Organic Sales Growth: 2% year-over-year.
Gross Margin: 48%, up from 43.9% in Q2 last year.
EBITA Margin: 13.2%, a three-year high.
Net Sales: SEK 56.1 billion, with a reported decline of 6% due to currency impact.
IPR Revenue: Increased to SEK 4.9 billion from SEK 3.2 billion in Q1.
Operating Expenses: SEK 20 billion, around SEK 3 billion lower than last year.
Free Cash Flow Before M&A: SEK 2.6 billion.
Networks Sales: Decreased by 5% year-on-year to SEK 35.7 billion.
Networks Adjusted Gross Margin: 49.5%.
Cloud and Software Services Sales: Declined by 5% year-on-year to SEK 14.4 billion.
Enterprise Sales: Decreased by 14%, with organic sales down 6%.
Net Cash: Decreased by SEK 2.6 billion compared to the previous quarter.
Release Date: July 15, 2025
For the complete transcript of the earnings call, please refer to the full earnings call transcript.

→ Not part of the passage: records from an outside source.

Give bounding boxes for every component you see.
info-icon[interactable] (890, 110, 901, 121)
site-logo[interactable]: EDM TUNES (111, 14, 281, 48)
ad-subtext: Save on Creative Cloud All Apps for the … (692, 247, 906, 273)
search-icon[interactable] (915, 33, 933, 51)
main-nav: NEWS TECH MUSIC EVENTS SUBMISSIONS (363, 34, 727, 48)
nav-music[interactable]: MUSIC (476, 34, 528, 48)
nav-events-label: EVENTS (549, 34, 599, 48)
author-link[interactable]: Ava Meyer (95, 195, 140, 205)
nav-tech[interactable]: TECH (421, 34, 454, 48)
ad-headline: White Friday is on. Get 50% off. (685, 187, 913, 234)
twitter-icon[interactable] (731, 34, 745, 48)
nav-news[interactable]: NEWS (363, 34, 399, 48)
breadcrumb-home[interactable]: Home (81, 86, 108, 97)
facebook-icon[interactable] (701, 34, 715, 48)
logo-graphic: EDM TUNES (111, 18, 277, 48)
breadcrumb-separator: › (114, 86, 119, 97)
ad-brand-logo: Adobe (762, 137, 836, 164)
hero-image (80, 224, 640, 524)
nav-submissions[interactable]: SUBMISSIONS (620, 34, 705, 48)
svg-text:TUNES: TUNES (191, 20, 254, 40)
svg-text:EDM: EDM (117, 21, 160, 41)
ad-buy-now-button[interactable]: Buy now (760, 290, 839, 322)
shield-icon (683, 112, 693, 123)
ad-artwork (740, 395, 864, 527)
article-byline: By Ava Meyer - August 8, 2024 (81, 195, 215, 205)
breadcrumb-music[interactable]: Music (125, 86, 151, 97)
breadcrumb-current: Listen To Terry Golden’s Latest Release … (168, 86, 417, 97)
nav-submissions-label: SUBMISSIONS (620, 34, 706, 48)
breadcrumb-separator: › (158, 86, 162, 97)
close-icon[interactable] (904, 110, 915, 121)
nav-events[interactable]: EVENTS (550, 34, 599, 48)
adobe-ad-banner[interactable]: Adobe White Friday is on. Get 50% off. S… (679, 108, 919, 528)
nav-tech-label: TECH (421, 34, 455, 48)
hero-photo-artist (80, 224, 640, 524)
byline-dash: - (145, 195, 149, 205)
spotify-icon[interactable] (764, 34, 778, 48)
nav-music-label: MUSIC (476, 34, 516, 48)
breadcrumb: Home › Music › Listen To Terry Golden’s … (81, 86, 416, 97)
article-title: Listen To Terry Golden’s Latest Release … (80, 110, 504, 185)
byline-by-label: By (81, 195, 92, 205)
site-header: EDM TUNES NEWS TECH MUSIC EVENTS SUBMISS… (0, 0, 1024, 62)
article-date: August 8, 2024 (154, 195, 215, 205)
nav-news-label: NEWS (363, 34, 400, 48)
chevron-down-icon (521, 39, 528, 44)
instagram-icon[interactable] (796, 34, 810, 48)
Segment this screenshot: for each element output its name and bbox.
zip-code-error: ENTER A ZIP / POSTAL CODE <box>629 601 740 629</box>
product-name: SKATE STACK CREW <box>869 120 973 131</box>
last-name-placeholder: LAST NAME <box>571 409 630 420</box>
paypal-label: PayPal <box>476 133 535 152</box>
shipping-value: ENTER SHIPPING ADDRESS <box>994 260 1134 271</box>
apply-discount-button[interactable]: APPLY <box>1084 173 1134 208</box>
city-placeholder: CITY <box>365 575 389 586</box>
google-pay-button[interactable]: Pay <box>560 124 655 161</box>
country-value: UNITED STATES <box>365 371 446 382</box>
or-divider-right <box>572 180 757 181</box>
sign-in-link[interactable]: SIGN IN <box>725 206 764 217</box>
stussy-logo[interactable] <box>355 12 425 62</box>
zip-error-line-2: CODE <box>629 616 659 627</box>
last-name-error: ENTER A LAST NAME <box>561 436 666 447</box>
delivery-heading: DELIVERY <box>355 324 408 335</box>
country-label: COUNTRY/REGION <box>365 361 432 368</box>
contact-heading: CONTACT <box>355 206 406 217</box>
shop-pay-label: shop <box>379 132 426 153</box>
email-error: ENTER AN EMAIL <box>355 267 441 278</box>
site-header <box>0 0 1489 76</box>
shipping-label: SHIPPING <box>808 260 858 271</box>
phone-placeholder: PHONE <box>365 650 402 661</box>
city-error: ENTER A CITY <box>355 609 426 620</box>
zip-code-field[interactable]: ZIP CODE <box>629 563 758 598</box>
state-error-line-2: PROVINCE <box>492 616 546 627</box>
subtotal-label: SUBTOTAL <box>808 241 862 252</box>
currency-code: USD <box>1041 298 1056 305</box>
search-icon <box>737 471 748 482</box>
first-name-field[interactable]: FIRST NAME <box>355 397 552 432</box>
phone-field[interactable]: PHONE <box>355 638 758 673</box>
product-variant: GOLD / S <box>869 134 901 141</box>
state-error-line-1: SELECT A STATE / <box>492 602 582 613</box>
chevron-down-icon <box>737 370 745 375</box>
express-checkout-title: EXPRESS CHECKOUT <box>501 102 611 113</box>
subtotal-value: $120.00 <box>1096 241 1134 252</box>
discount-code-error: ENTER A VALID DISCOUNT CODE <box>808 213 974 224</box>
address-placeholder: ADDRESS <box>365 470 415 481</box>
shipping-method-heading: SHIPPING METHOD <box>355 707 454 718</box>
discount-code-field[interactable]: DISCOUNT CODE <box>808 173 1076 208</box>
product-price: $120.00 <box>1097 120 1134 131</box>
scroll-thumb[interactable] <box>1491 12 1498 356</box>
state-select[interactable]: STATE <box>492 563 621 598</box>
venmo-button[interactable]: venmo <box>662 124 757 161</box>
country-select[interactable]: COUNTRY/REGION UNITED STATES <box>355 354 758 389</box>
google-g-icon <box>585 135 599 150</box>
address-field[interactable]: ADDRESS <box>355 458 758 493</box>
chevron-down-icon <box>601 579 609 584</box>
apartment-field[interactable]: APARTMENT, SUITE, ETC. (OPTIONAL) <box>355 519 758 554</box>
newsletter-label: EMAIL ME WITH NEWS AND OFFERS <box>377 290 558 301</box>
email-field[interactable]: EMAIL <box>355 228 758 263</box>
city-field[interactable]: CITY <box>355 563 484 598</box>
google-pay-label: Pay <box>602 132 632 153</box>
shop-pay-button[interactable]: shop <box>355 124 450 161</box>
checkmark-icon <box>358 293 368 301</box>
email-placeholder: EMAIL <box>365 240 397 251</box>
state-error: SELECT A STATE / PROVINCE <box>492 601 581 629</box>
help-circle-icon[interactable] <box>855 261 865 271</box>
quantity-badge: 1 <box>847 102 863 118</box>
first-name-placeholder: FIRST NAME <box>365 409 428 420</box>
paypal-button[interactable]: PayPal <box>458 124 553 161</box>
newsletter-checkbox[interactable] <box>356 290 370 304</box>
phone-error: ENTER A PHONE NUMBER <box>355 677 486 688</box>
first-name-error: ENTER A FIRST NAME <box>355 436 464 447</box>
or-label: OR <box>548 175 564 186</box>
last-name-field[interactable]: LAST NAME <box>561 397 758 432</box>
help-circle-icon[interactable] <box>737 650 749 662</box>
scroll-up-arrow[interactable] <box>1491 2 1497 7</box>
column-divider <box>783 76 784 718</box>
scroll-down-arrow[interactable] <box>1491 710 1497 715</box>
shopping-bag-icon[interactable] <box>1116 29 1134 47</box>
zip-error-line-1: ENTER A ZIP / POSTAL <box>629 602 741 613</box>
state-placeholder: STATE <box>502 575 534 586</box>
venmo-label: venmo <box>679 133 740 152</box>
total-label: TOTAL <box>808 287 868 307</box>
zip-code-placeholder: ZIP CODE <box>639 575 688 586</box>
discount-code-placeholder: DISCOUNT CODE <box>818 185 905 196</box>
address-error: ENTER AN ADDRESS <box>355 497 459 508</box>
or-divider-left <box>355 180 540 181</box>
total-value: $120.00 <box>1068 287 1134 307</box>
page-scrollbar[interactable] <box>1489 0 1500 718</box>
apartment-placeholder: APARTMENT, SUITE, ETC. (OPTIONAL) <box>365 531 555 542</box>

Telefonaktiebolaget L M Ericsson (NASDAQ:ERIC) reported a 2% organic sales growth in Q2 2025, with significant contributions from the Americas and IPR segments.
The company achieved a three-year high in EBITA margin at 13.2%, demonstrating strong execution against operational and strategic priorities.
Gross margin improved to 48%, with broad-based margin improvements across all segments.
The company successfully signed up all three operators in Japan for its joint venture Aduna, expanding its market coverage.
Telefonaktiebolaget L M Ericsson (NASDAQ:ERIC) is investing in AI and 5G stand-alone networks, which are expected to drive future growth and innovation in connectivity solutions.
Sales in Southeast Asia, Oceania, and India decreased by 22% year over year, primarily due to temporary pauses in network investments in India.
The company faced a negative currency impact of SEK4.7 billion due to the strengthening of the Swedish krona against the US dollar and other currencies.
Sales in Northeast Asia declined by 15%, attributed to reduced customer investments in some 5G front-runner markets.
Free cash flow before M&A was SEK2.6 billion, down compared to last year, partly due to lower inventory levels and completion of large-scale rollout projects.
Restructuring costs are expected to remain elevated during the year, impacting overall financial performance.
Q: Can you explain the dynamics behind the robust gross margin guidance for the network’s business in the next quarter? Are there specific deals or mix shifts contributing to this? A: The margin outlook is based on the current product and market mix, not related to IPR. It’s more about the underlying margins we see coming into the quarter. We don’t have high expectations for India in Q3 due to the temporary pause in investments.